Когда Джош стал постарше, я еще больше опьянела от счастья. В мире нет ничего дороже его слюнявых детских поцелуев; мягких, пухлых, теплых рук вокруг моей шеи; радостного изумления на его лице, когда мы дуем на одуванчики или протаптываем дорожку в снегу; его невероятной серьезности, когда он произносит сложенные из кубиков слова (М… А… М… А…) или помогает печь хрустящие шоколадные пирожные, стоя на своем специальном маленьком табурете в нашей кухне.

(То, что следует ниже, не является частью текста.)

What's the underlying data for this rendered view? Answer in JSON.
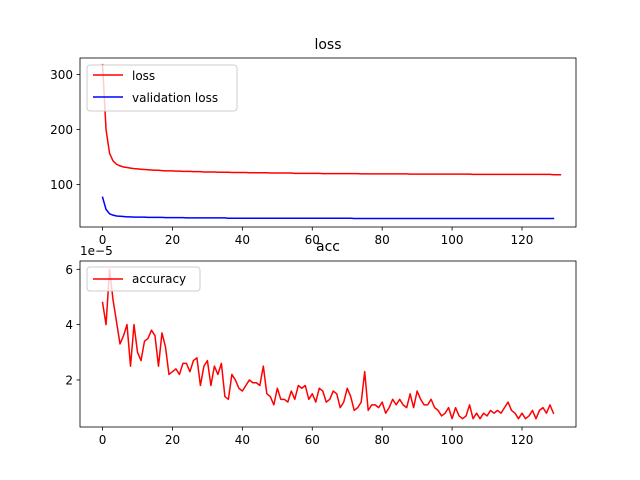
{
  "chart_data": [
    {
      "type": "line",
      "title": "loss",
      "xlabel": "",
      "ylabel": "",
      "xlim": [
        -6.45,
        135.45
      ],
      "ylim": [
        23,
        330
      ],
      "xticks": [
        0,
        20,
        40,
        60,
        80,
        100,
        120
      ],
      "xtick_labels": [
        "0",
        "20",
        "40",
        "60",
        "80",
        "100",
        "120"
      ],
      "yticks": [
        100,
        200,
        300
      ],
      "ytick_labels": [
        "100",
        "200",
        "300"
      ],
      "grid": false,
      "legend": "upper left",
      "series": [
        {
          "name": "loss",
          "color": "#ff0000",
          "values": [
            318,
            200,
            157,
            143,
            137,
            134,
            132,
            131,
            130,
            129,
            128.5,
            128,
            127.5,
            127,
            126.5,
            126,
            126,
            125.5,
            125,
            125,
            125,
            124.5,
            124.5,
            124,
            124,
            124,
            123.5,
            123.5,
            123.5,
            123,
            123,
            123,
            123,
            122.5,
            122.5,
            122.5,
            122.5,
            122,
            122,
            122,
            122,
            122,
            121.5,
            121.5,
            121.5,
            121.5,
            121.5,
            121.5,
            121,
            121,
            121,
            121,
            121,
            121,
            121,
            120.5,
            120.5,
            120.5,
            120.5,
            120.5,
            120.5,
            120.5,
            120.5,
            120,
            120,
            120,
            120,
            120,
            120,
            120,
            120,
            120,
            120,
            120,
            119.5,
            119.5,
            119.5,
            119.5,
            119.5,
            119.5,
            119.5,
            119.5,
            119.5,
            119.5,
            119.5,
            119.5,
            119.5,
            119.5,
            119,
            119,
            119,
            119,
            119,
            119,
            119,
            119,
            119,
            119,
            119,
            119,
            119,
            119,
            119,
            119,
            119,
            119,
            118.5,
            118.5,
            118.5,
            118.5,
            118.5,
            118.5,
            118.5,
            118.5,
            118.5,
            118.5,
            118.5,
            118.5,
            118.5,
            118.5,
            118.5,
            118.5,
            118.5,
            118.5,
            118.5,
            118.5,
            118.5,
            118.5,
            118.5,
            118,
            118,
            118
          ]
        },
        {
          "name": "validation loss",
          "color": "#0000ff",
          "values": [
            77,
            55,
            47,
            44.5,
            43,
            42.5,
            42,
            41.5,
            41.5,
            41,
            41,
            41,
            41,
            40.5,
            40.5,
            40.5,
            40.5,
            40.5,
            40,
            40,
            40,
            40,
            40,
            40,
            39.5,
            39.5,
            39.5,
            39.5,
            39.5,
            39.5,
            39.5,
            39.5,
            39.5,
            39.5,
            39.5,
            39.5,
            39,
            39,
            39,
            39,
            39,
            39,
            39,
            39,
            39,
            39,
            39,
            39,
            39,
            39,
            39,
            39,
            39,
            39,
            39,
            39,
            39,
            39,
            39,
            39,
            39,
            39,
            39,
            39,
            39,
            39,
            39,
            39,
            39,
            39,
            39,
            39,
            38.5,
            38.5,
            38.5,
            38.5,
            38.5,
            38.5,
            38.5,
            38.5,
            38.5,
            38.5,
            38.5,
            38.5,
            38.5,
            38.5,
            38.5,
            38.5,
            38.5,
            38.5,
            38.5,
            38.5,
            38.5,
            38.5,
            38.5,
            38.5,
            38.5,
            38.5,
            38.5,
            38.5,
            38.5,
            38.5,
            38.5,
            38.5,
            38.5,
            38.5,
            38.5,
            38.5,
            38.5,
            38.5,
            38.5,
            38.5,
            38.5,
            38.5,
            38.5,
            38.5,
            38.5,
            38.5,
            38.5,
            38.5,
            38.5,
            38.5,
            38.5,
            38.5,
            38.5,
            38.5,
            38.5,
            38.5,
            38.5,
            38.5
          ]
        }
      ]
    },
    {
      "type": "line",
      "title": "acc",
      "xlabel": "",
      "ylabel": "",
      "offset_text": "1e−5",
      "xlim": [
        -6.45,
        135.45
      ],
      "ylim": [
        0.3,
        6.3
      ],
      "xticks": [
        0,
        20,
        40,
        60,
        80,
        100,
        120
      ],
      "xtick_labels": [
        "0",
        "20",
        "40",
        "60",
        "80",
        "100",
        "120"
      ],
      "yticks": [
        2,
        4,
        6
      ],
      "ytick_labels": [
        "2",
        "4",
        "6"
      ],
      "grid": false,
      "legend": "upper left",
      "series": [
        {
          "name": "accuracy",
          "color": "#ff0000",
          "values": [
            4.8,
            4.0,
            6.0,
            4.9,
            4.1,
            3.3,
            3.6,
            4.0,
            2.5,
            4.0,
            3.0,
            2.7,
            3.4,
            3.5,
            3.8,
            3.6,
            2.5,
            3.7,
            3.2,
            2.2,
            2.3,
            2.4,
            2.2,
            2.6,
            2.6,
            2.3,
            2.7,
            2.8,
            1.8,
            2.5,
            2.7,
            1.8,
            2.5,
            2.2,
            2.6,
            1.4,
            1.3,
            2.2,
            2.0,
            1.7,
            1.6,
            1.8,
            2.0,
            1.9,
            1.9,
            1.8,
            2.5,
            1.5,
            1.4,
            1.1,
            1.7,
            1.3,
            1.3,
            1.2,
            1.6,
            1.3,
            1.8,
            1.7,
            1.8,
            1.3,
            1.5,
            1.2,
            1.7,
            1.6,
            1.2,
            1.3,
            1.6,
            1.5,
            1.0,
            1.2,
            1.7,
            1.4,
            0.9,
            1.0,
            1.2,
            2.3,
            0.9,
            1.1,
            1.1,
            1.0,
            1.2,
            0.8,
            1.0,
            1.3,
            1.1,
            1.3,
            1.1,
            1.0,
            1.5,
            1.0,
            1.6,
            1.3,
            1.1,
            1.1,
            1.3,
            1.0,
            0.9,
            0.7,
            0.8,
            1.0,
            0.6,
            1.0,
            0.7,
            0.6,
            0.7,
            1.1,
            0.6,
            0.8,
            0.6,
            0.8,
            0.7,
            0.9,
            0.8,
            0.9,
            0.8,
            1.0,
            1.2,
            0.9,
            0.8,
            0.6,
            0.8,
            0.6,
            0.7,
            0.9,
            0.6,
            0.9,
            1.0,
            0.8,
            1.1,
            0.8
          ]
        }
      ]
    }
  ]
}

Но любимое развлечение Джоша — стоящая теперь на туалетном столике швейцарская музыкальная шкатулка, подаренная мне мамой. После ее смерти эта вещь утешала меня, давая ощущение, что мама по-прежнему рядом. Это деревянный ящичек с вырезанным на крышке цветком. Нужно дважды повернуть ключ, а затем поднять крышку. «Закрой глаза!» — часто говорю я Джошу. Он моментально зажмуривается с полнейшим доверием, которое есть только у детей. Звуки «Эдельвейса» наполняют воздух. А затем я говорю: «Открывай!» — и его глаза всегда полны удивления.

«Магия, буль!»

Мой внук сделал так, что жизнь снова стоит того, чтобы жить. И я не позволю Роджеру или бесхозной разведенке вроде Кэрол разрушить его судьбу так же, как мачеха сломала мою.

«Ты всегда можешь приехать сюда, мам, если тебе нужно время подумать», — предложил мне сын по скайпу, когда я рассказала ему о последнем романе Роджера. «Сюда» — означало в Австралию; самое далекое место, куда он смог сбежать от отца, чьи «похождения», как выразился ребенок, «вызывают тошноту». Но идея расстаться с единственным внуком на недели, а быть может, и на месяцы, казалась невыносимой.

Так же как и вероятность разделить заботу о нем с другой женщиной.

Разве я могу позволить Джошу расти, называя Кэрол бабушкой? Она была бы «гламурной» бабушкой, а я — маленькой, серой, невзрачной мышкой. Она засыпала бы Джоша подарками, чтобы завоевать его любовь. Я почти вижу, как она ведет его в зоопарк или в цирк. Он мог бы — и при одной этой мысли я вздрагиваю от боли — вырасти и любить ее больше, чем меня.